According to NATO, defence spending by European NATO members — many of which belong to the EU — increased by about two-thirds between 2014 and 2023, from $230 billion to $380 billion. However, the European market remains fragmented, despite the various initiatives taken by the Commission in the wake of the start of the war in Ukraine.
Last week, Polish Prime Minister Donald Tusk met Emmanuel Macron and Olaf Scholz during a visit to Paris and Berlin. While the leaders did not directly address Donald Trump's recent remarks on NATO, they emphasised the importance of strengthening cooperation and defence spending in Europe.
GROWTH • The European economy is not in good shape.
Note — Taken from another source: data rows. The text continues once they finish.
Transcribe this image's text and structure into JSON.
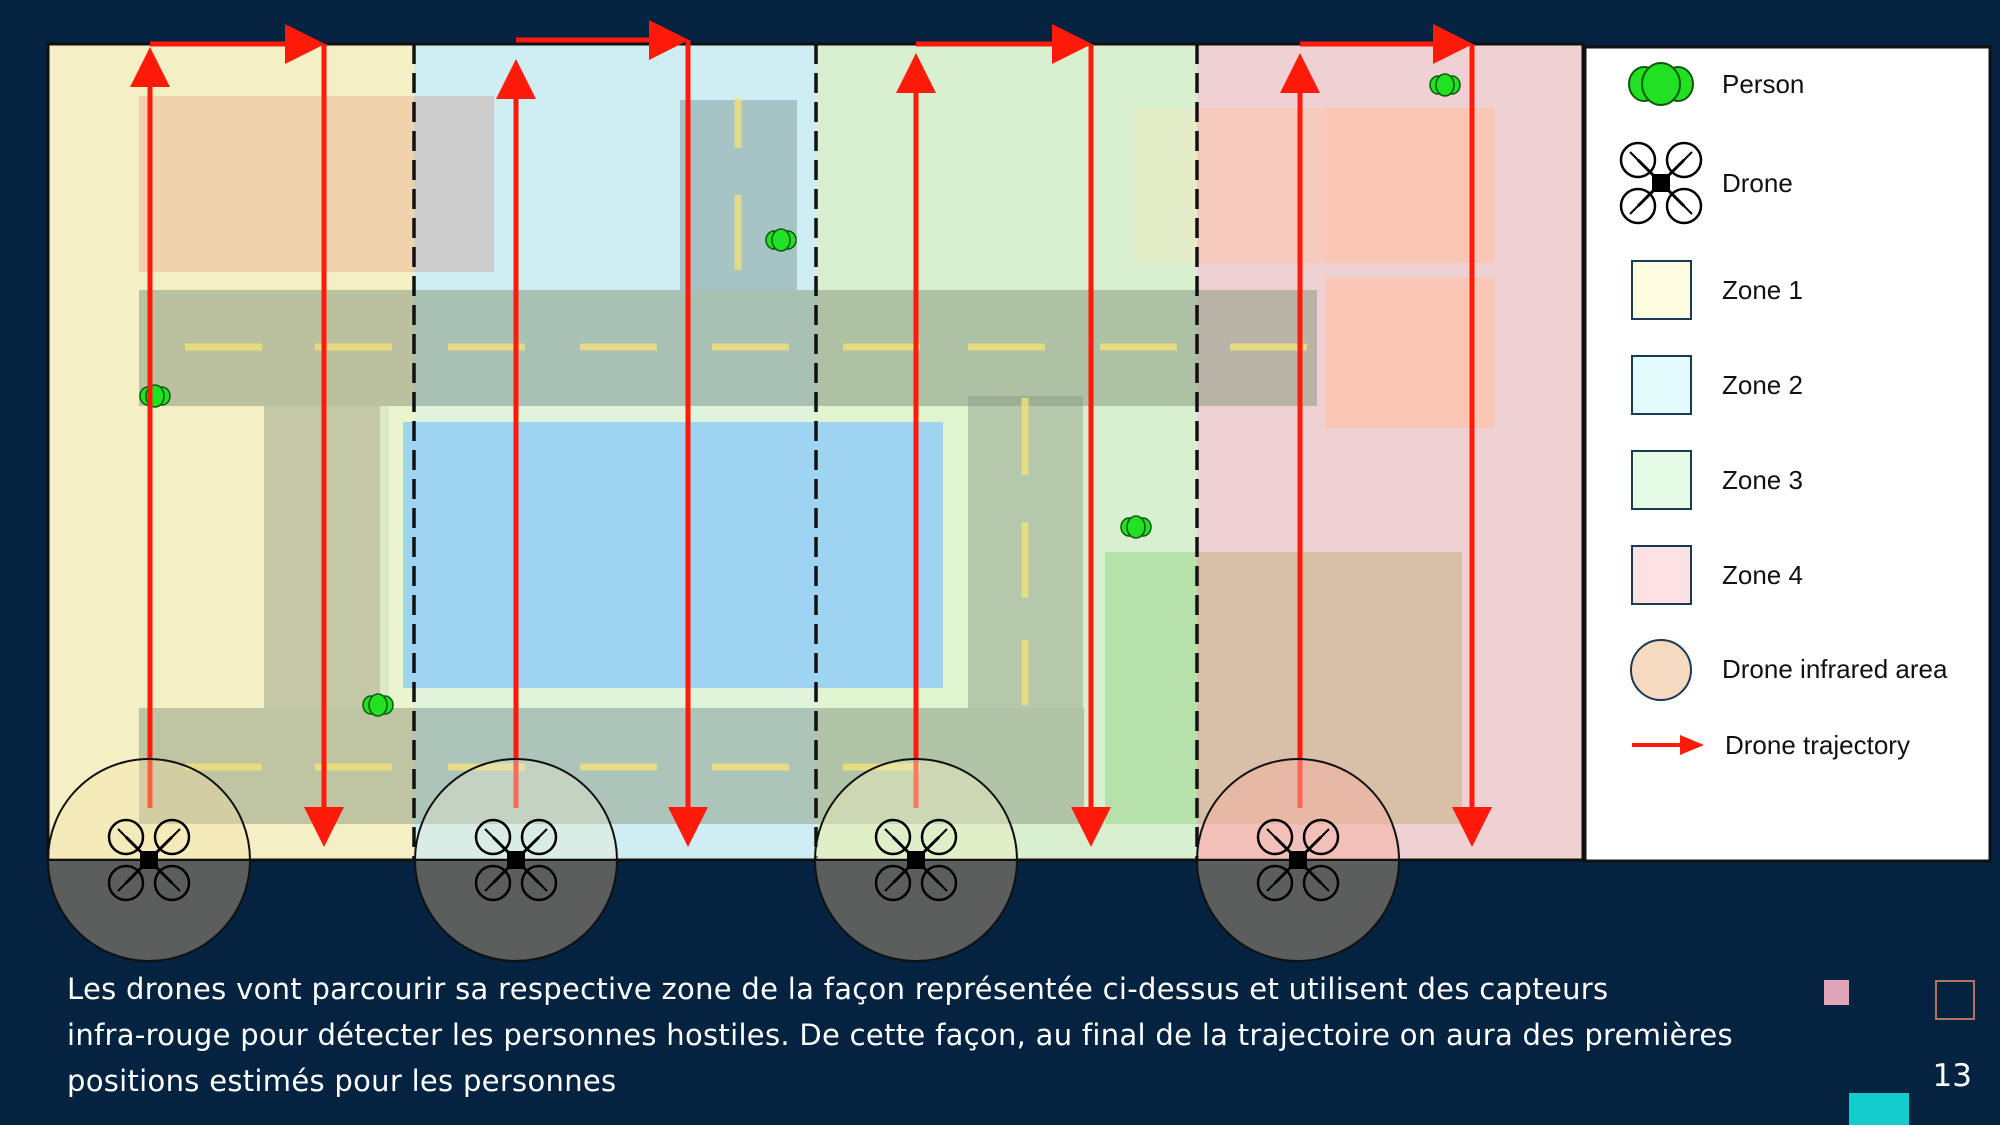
{
  "legend": {
    "items": [
      {
        "icon": "person-icon",
        "label": "Person"
      },
      {
        "icon": "drone-icon",
        "label": "Drone"
      },
      {
        "icon": "zone-swatch",
        "label": "Zone 1",
        "color": "#fdfce0"
      },
      {
        "icon": "zone-swatch",
        "label": "Zone 2",
        "color": "#e2fbfd"
      },
      {
        "icon": "zone-swatch",
        "label": "Zone 3",
        "color": "#e5fbe5"
      },
      {
        "icon": "zone-swatch",
        "label": "Zone 4",
        "color": "#fde1e3"
      },
      {
        "icon": "infrared-area-swatch",
        "label": "Drone infrared area",
        "color": "#f5d9c0"
      },
      {
        "icon": "trajectory-arrow-icon",
        "label": "Drone trajectory",
        "color": "#ff0000"
      }
    ]
  },
  "zones": [
    {
      "name": "Zone 1",
      "color": "#f5efc6"
    },
    {
      "name": "Zone 2",
      "color": "#cfeef4"
    },
    {
      "name": "Zone 3",
      "color": "#d8efd0"
    },
    {
      "name": "Zone 4",
      "color": "#efd0d3"
    }
  ],
  "colors": {
    "background": "#032340",
    "trajectory": "#ff1a0a",
    "person": "#22e022",
    "road": "#8a9a80",
    "water": "#9ed3f2"
  },
  "caption": {
    "line1": "Les drones vont parcourir sa respective zone de la façon représentée ci-dessus et utilisent des capteurs",
    "line2": "infra-rouge pour détecter les personnes hostiles. De cette façon, au final de la trajectoire on aura des premières",
    "line3": "positions estimés pour les personnes"
  },
  "page_number": "13"
}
The European Commission has just revised downwards its growth forecasts for 2024 for the third time since last May.
It now predicts that the eurozone's growth rate will be 0.8% in 2024, half of what was announced in May 2023. The announcement came just after Robert Habeck, German Minister of Economy and Finance, stated that the German government expects a growth rate of only 0.2% for 2024. "The situation is dramatically bad," he explained.
INFLATION • Weak productivity growth in Europe could hinder efforts of the European Central Bank (ECB) to reduce inflation.
This is what Isabel Schnabel, a member of the ECB's Executive Board, said in a speech at the European University Institute in Florence. According to the German economist, the slow productivity growth reinforces the effects of wage increases on companies' unit labour costs. In other words, if productivity increases very little (or declines), the current wage increases become a greater burden on companies.
This situation increases the risk that companies have no choice but to pass on wage increases to consumers by raising prices, thereby reinforcing inflation, according to Isabel Schnabel’s analysis.
The solution? The former academic suggests reducing regulatory restrictions that hinder productivity growth and fighting entry barriers that prevent new, more productive companies from competing with current leaders.
RUSSIA • On February 14, Hungary blocked the adoption of the 13th package of sanctions against Russia, which the Commission seeks to adopt symbolically for the second anniversary of the invasion of Ukraine.
According to the FT, Hungary reportedly refused to approve the adoption of the package because of sanctions against Chinese and Indian companies — this would indeed be the first time that mainland Chinese and Indian companies are sanctioned.
Discussions are expected to continue in the hope of adopting the package by February 24, the second anniversary of the Russian invasion of Ukraine.
ISRAEL • Spanish Prime Minister Pedro Sanchez and his Irish counterpart Leo Varadkar have called on the European Commission to "urgently reassess" the trade links between the EU and Israel under the association agreement.
"We ask that the Commission undertake an urgent review of whether Israel is complying with its obligations, including under the EU/Israel Association Agreement, which makes respect for human rights and democratic principles an essential element of the relationship," the two leaders wrote in a letter seen by Euractiv.
What We’ve Been Reading
For Bruegel, Georg Zachmann et al. argue for greater integration of European electricity markets.
Matthias Bauer and Dyuti Pandya advocate for a policy of regulatory liberalisation in a paper for the ECIPE.